Today was one of those days, where you laugh and cry at the same time, where your knees buckle and you comport yourself somewhat hysterically.
As you may remember, I applied for US Citizenship in January. Since then, I’ve moved through the process stipulated by law, at a slow, but steady pace. Or so I thought.
Until July 17. The day, the earth stood still. A day, which began ever so rosy. It was the day designate for my citizenship interview in San Antonio. I was well prepared for the civics questions, looking forward to the last of the oh-so-many examines in my life. On my way to San Antonio, I stopped at our mail box, located near highway 83, about eight miles from our house. To my consternation, I found a letter from USCIS, the branch of the Department of Homeland Security, which handles immigration. Filled with apprehension I returned to the car, engine running, air conditioning blasting away and opened the letter. As I was reading it’s content, dread washed over me. USCIS had cancelled my interview – no reason or explanation given.

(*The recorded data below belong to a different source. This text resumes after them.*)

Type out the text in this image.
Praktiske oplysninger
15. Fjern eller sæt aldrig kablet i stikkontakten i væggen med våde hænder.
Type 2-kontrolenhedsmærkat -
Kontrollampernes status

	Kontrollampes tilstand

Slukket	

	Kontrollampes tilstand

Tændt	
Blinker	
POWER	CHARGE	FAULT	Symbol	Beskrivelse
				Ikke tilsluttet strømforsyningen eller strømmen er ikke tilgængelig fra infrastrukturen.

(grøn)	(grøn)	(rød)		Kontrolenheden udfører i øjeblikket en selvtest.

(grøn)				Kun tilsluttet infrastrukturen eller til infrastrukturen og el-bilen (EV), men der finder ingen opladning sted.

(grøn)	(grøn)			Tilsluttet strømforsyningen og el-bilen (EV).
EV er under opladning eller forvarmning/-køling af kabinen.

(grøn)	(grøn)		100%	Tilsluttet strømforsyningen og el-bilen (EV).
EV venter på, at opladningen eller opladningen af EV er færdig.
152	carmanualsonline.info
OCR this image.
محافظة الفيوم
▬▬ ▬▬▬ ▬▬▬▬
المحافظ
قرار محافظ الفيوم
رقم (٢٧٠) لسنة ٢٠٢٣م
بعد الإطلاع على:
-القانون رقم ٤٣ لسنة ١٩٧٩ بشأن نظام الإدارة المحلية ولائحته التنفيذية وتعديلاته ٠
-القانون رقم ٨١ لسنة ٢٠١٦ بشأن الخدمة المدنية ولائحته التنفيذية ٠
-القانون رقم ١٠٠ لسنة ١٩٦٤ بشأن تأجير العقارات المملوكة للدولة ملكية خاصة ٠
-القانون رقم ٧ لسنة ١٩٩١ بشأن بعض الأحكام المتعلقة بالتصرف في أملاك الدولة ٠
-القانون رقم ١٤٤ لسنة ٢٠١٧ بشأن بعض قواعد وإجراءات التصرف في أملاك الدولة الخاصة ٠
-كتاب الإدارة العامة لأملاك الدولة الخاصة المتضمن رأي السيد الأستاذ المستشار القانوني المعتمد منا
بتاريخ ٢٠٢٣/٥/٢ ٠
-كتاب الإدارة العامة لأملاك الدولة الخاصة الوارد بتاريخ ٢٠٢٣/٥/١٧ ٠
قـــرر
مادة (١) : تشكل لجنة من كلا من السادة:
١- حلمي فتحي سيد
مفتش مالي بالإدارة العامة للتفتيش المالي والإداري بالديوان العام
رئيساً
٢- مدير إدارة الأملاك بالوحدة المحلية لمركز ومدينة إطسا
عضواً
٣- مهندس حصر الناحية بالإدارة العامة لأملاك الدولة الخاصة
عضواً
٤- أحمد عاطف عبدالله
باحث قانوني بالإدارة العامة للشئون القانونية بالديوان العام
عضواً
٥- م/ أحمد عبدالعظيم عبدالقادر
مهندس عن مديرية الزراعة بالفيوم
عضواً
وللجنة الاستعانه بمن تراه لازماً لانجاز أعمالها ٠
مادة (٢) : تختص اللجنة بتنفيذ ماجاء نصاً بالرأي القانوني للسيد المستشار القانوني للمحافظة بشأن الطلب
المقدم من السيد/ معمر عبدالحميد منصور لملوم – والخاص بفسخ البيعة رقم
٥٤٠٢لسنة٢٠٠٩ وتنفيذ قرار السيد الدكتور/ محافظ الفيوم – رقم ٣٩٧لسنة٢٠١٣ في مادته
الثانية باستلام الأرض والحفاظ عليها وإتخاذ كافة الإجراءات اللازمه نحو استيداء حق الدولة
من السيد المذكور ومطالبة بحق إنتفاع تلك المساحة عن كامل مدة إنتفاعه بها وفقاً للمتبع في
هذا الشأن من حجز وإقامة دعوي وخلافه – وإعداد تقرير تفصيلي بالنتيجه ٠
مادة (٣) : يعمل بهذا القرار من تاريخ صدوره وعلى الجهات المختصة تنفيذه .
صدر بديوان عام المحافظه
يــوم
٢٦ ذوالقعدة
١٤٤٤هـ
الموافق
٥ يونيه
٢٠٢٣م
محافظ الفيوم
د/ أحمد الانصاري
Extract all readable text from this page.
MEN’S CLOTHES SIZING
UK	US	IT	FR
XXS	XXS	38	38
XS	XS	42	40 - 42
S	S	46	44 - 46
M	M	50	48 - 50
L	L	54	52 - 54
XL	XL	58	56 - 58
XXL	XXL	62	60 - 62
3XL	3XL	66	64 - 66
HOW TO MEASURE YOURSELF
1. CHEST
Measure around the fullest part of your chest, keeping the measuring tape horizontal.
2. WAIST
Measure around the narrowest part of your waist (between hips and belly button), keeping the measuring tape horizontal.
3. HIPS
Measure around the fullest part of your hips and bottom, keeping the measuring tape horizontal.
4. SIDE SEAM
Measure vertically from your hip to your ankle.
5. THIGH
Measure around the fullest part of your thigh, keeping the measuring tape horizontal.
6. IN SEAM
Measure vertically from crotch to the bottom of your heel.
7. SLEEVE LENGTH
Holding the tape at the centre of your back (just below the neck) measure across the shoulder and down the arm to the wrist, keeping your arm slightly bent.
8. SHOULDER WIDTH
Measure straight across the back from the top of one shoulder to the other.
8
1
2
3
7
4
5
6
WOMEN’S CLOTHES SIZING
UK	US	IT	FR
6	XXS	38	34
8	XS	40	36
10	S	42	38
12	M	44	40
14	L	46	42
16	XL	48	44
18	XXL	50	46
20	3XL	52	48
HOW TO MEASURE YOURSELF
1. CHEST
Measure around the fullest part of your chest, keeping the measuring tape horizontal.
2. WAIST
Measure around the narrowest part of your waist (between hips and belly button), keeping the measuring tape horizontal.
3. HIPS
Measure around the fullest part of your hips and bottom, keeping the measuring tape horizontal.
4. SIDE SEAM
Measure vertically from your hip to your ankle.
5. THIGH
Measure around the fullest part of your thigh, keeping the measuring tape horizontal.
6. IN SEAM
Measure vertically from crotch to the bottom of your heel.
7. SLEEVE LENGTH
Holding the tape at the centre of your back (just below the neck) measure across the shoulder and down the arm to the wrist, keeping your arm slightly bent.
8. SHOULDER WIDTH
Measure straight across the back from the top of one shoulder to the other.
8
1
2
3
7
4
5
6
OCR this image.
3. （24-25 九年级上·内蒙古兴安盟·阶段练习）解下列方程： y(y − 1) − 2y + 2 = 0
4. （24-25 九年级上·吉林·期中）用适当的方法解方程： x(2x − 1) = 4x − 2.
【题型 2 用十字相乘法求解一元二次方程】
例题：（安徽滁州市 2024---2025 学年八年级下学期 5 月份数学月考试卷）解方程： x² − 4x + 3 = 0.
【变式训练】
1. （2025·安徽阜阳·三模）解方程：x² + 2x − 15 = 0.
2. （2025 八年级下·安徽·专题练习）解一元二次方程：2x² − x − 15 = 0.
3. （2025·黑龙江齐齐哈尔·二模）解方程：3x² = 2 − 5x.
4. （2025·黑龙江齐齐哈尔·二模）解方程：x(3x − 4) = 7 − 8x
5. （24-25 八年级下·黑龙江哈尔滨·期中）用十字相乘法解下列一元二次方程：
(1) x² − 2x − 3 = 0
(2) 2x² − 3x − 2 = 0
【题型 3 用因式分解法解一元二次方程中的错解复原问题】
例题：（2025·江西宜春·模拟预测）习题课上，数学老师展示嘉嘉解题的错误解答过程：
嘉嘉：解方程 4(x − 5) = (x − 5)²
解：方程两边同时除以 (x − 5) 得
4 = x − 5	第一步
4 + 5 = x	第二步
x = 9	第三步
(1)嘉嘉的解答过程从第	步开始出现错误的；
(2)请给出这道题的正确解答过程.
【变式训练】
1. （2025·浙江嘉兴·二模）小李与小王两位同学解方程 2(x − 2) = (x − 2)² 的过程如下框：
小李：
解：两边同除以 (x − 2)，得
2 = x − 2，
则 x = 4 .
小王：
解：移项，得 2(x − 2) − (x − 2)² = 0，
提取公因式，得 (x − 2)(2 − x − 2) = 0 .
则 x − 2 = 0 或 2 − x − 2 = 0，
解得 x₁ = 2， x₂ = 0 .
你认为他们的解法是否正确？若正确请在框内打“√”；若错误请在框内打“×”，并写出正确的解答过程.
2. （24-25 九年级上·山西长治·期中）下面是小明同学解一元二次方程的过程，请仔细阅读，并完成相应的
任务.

The fifteen days since have been emotional. Rage, anger, frustration and sadness were a major part of it. The most difficult part was the realization that, no matter how well educated you are, no matter how exemplary your conduct in life has been, you are helpless. The perpetual motion government machine doesn’t give a flying fig. You are a mere splatter of insignificance and your fate matters naught. One day, once my case is resolved one way or another, I shall be more specific.
For now, suffice it to say that I would be a jiggly blob of jello, were it not for the initiative of a woman of highest integrity, a caring human being in San Antonio, who has been my advocate and conduit. She found out today that my case should be back on track soon.
After I talked with her today, I was giddy with gratitude. Even though she doesn’t know me in person, this lady has engaged herself on my behalf, she has become my champion. She is my knight in shining armor!
Another fighter on my side is my husband of thirty four years, seven months and five days. Even though, all things considered, his rôle in this drama is one of duality – he is, after all, the root cause of me displacement into the greater American diaspora!! Just kiddin’! He has been my rock in our prolonged, forced separation in this comedy of errors. Thank you, Pumpkin ❤
There are also family and friends supporting my struggle in so many different ways. I’d like to blow y’all a kiss of gratitude for your support. An interim kiss, as the battle is not yet won! Please keep on crossing your lovely fingers on my behalf. Special thank to you, Mary, sister-in-spirit, mother of Kangals, Lohasur Devi – Goddess of Fire and altogether Loving Soul. I celebrated with your gifts of taste, flavor and fun tonight.
Not having gone grocery shopping for a while, my fridge looked cavernous tonight. Iceberg lettuce, never a favorite, simply an emergency supply, two small zucchini, an onion, that was it. Not quite. I also had two lonely turkey dogs left. How to create a feast from these resources? It’s easy, if you have a friend called Mary, who just sent you a selection of flavored extra virgin olive oils and balsamic vinegars!
Gently soften the onion in organic Persian Lime EVOO. Add some garlic, grind some black pepper over it, add sea salt. Caramelize with a smidgen of honey and mustard. A generous splash of Mary’s ‘Fiore’ Cranberry Pear White Balsamico loosens all those tasty flavor bits in the pan bottom. Add turkey dog pieces and heat through. Finally, add large chunks of zucchini, a little more pepper, salt and, after a little while, some more vinegar for good measure. Meanwhile, spread ice berg lettuce over a plate, flavor with pepper, oil, balsamico and shredded Parmigiano. Pile the pan concoction over it and enjoy!
Dessert consisted of a toasted half of a sour dough English muffin pilled high with left over onion and pan juices, decorated with a dollop of basil pesto. Utterly delicious and sweet!
I felt obliged to alter the label of the red, I enjoyed with my celebratory meal – having had diner all by myself, after all. The orignal label is just a little bit misleading and I don’t want there to be any misconceptions, eh?